Vitamin D insufficiency/deficiency is prevalent worldwide across all ages. Vitamin D status is evaluated with serum levels of 25-hydroxy-vitamin D [25(OH)D], which reflects its whole body store. According to the Endocrine Society clinical practice guideline, vitamin D deficiency and insufficiency is defined as 25(OH)D levels below 20 ng/mL and 20 to 30 ng/mL, respectively. Vitamin D insufficiency/deficiency leads to reduced calcium absorption from the intestine, impaired skeletal calcification, and secondary hyperparathyroidism with high bone turnover, thereby causing bone loss and increased fracture risk. It is also associated with muscle weakness and falling, which will increase fracture risk in a BMD-independent manner. [90,91]
Vitamin D deficiency has been shown to be highly prevalent in COPD.[92-95] Moreover, 25(OH)D levels were lower in advanced stages,[8,92-95] suggesting a link between COPD severity and vitamin D deficiency. The exact reason for such a link is unknown, vitamin D deficiency may be caused by decreased sunlight exposure, poor diet and smoking itself  in COPD subjects. It has also been postulated that the vitamin D status may affect COPD development and exacerbations. Although interventions with vitamin D supplementation have not been able to provide sufficient evidence for its general efficacy, a subanalysis of subjects with 25(OH)D levels below 20 ng/mL demonstrated that vitamin D was indeed beneficial to those with vitamin D deficiency. Role of vitamin D in the long-term prognosis of COPD patients remains to be determined.
A couple of studies have demonstrated that the vitamin D status is indeed correlated with BMD in COPD subjects. [92,93] And one longitudinal study demonstrated that in 100 stable COPD patients baseline vitamin D deficiency increased the risk for osteoporosis development by 7.5 fold during a 3-year follow-up period. It should be emphasized that the increase in osteoporosis during the followup in this study was in most cases due to newly diagnosed
VFx. These results support a role for vitamin D insufficiency/deficiency in COPD-associated osteoporosis, but its contribution to the fracture risk in COPD patients should be more precisely evaluated in a larger prospective study in the future.

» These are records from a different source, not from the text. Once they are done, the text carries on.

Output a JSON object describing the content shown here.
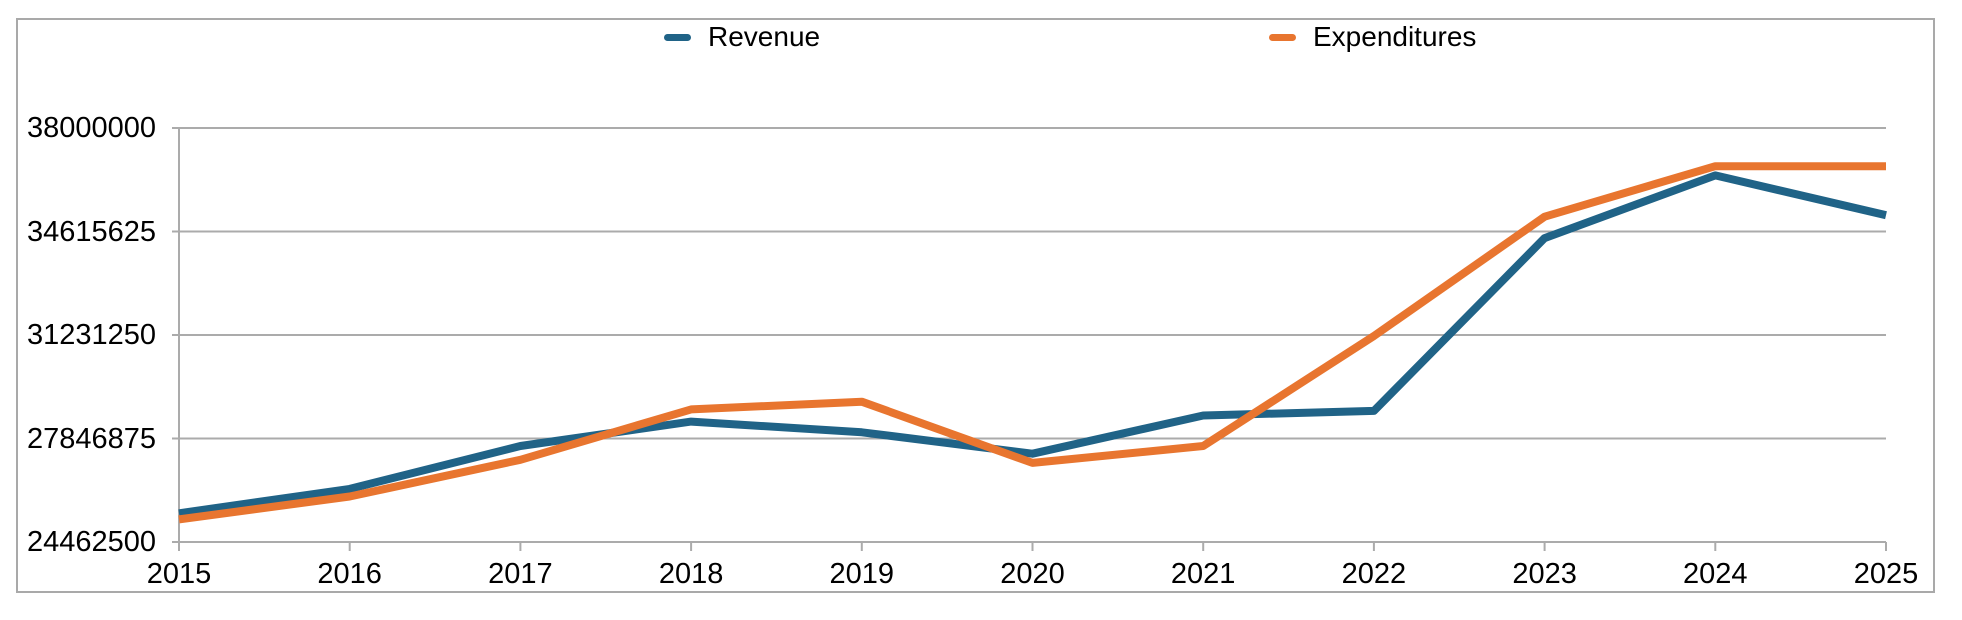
{
  "chart_data": {
    "type": "line",
    "title": "",
    "xlabel": "",
    "ylabel": "",
    "x_labels": [
      "2015",
      "2016",
      "2017",
      "2018",
      "2019",
      "2020",
      "2021",
      "2022",
      "2023",
      "2024",
      "2025"
    ],
    "y_ticks": [
      38000000,
      34615625,
      31231250,
      27846875,
      24462500
    ],
    "ylim": [
      24462500,
      38000000
    ],
    "grid": true,
    "legend_position": "top",
    "series": [
      {
        "name": "Revenue",
        "color": "#206387",
        "values": [
          25400000,
          26200000,
          27600000,
          28400000,
          28050000,
          27350000,
          28600000,
          28750000,
          34400000,
          36450000,
          35150000
        ]
      },
      {
        "name": "Expenditures",
        "color": "#E8752F",
        "values": [
          25200000,
          25950000,
          27150000,
          28800000,
          29050000,
          27050000,
          27600000,
          31200000,
          35100000,
          36750000,
          36750000
        ]
      }
    ]
  },
  "colors": {
    "grid": "#ababab",
    "frame": "#a9a9a9",
    "axis": "#ababab",
    "text": "#000000"
  }
}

There is ample evidence that osteoporosis and osteoporotic fractures are very common in COPD patients. Although the mechanisms by which COPD leads to osteoporosis are yet unclear, patients with COPD have a host of general and disease-specific risk factors for osteoporosis. One important issue with COPD-associated osteoporosis is its extreme under-recognition by physicians resulting in extreme under-treatment. It is important for pulmonologists, as well as general physicians, to be aware of the high prevalence of osteoporosis in COPD patients and to evaluate them for fracture risks. Routine screening for osteoporosis will enable physicians to diagnose COPD patients with comorbid osteoporosis at an early stage and to give them appropriate treatment to prevent fracture, which may lead to improved QOL as well as better long-term prognosis in these patients.